Shumlin backed away from offering a definitive timetable for when the new plan would begin to cover Vermonters. “I want to get as close to Jan. 1, 2017, as we can,” he said, but “I understand the obstacles to hitting that date exactly.”
That understanding had grown as he observed the problems encountered with implementation of the federal Affordable Care Act, which showed: “Don’t hang yourself on a date you cannot meet.”

Vermont’s economic future is dependent on addressing issues in health care and education, which is largely funded by property taxes, Shumlin said. “Vermonters are facing property taxes that keep going up,” he said. “Just like health care, those costs are not sustainable.”

Shumlin, who was accompanied by Education Secretary Rebecca Holcombe, said that while both problems were important, he as governor could more directly address education issues, especially the effect of Vermont’s shrinking enrollment on the state’s cherished network of small, local schools.

“To advance health care we need legislative involvement,” he said. “We would love to have legislative involvement on this challenge (education), but there’s not a lot of consensus about what that would look like.”

Shumlin said that he and Holcombe are working with local school boards to size up the problems they face as they try to ease property tax burdens while maintaining and improving the quality of education. “The secretary and I are out making change happen and we don’t need legislative approval to do that,” he said. “We’re out literally in communities meeting with folks.”

Shumlin rejected a call by Scott Milne, the Republican candidate for governor, for a two-year freeze on the statewide property tax for education. That amounted to saying “let’s blow up the system and force the Legislature to do something,” Shumlin said. “I urge Vermonters to dig more deeply than a sound bite or a gimmick.”

But Shumlin made it clear that he had no immediate plans to “urge Vermonters to dig more deeply” to provide additional revenue to the state’s network of mental health care facilities. That network got a boost with the July opening of the new Vermont Psychiatric Care Hospital in Berlin, which will add 25 high-level care beds to the state’s inventory.

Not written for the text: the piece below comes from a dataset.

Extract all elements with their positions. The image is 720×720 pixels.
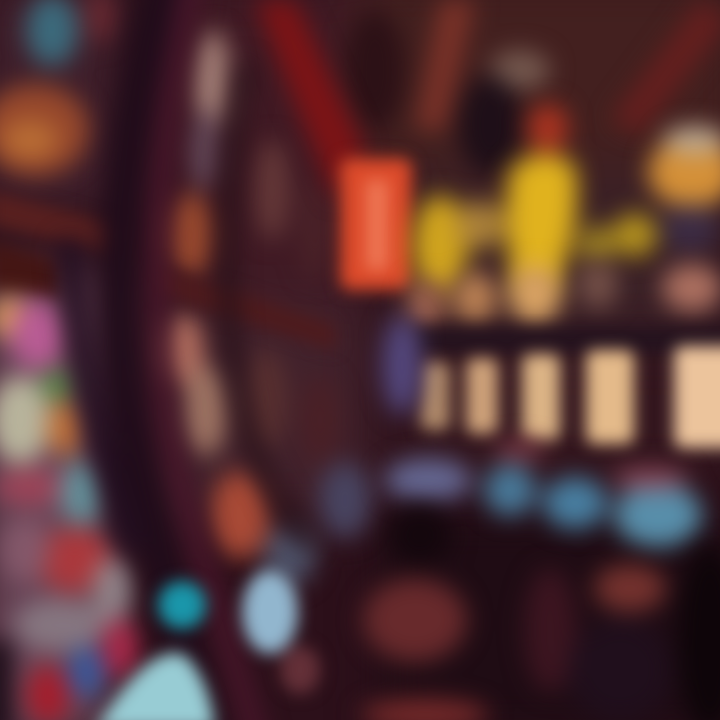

While the new hospital is expected to at least partially open up the bottleneck that has kept some mentally ill patients waiting in emergency rooms until psychiatric care became available, mental health caregivers from inside and outside administration have said that more still needs to be done. In particular, administrators of community mental health centers, which in many cases are the preferred venues for care, have said that low pay makes it difficult to hire and retain staff.

Shumlin pointedly did not promise to address those concerns. “We’re always listening,” he said. “We also need to work within the budget that we have.”
Shumlin also refrained from offering any timetable for ending the practice of sending Vermont prisoners to other prisons out of state. While keeping prisoners in-state is preferable because it allows families to visit, the state doesn’t have enough cells, Shumlin said: “We’re about 500 beds short right now.”

He said that the state’s efforts to treat rather than jail non-violent substance abusers might eventually allow Vermont to keep more prisoners at home. “That may reduce that demand over time, but I certainly can’t promise it, because it depends on how successful this effort is,” he said.

Shumlin said there has been some progress in the state’s response to the opioid crisis. The number of substance abusers receiving treatment had risen to about 2,600 from about 1,700 in January, when his State of the State speech to the Legislature focused on the issue.

“We have reduced waiting lines … but there’s still people in line because there (are) many more people showing up for treatment than there were in January,” he said. That might, at least partly, be a result of increased public attention to the issue, he said.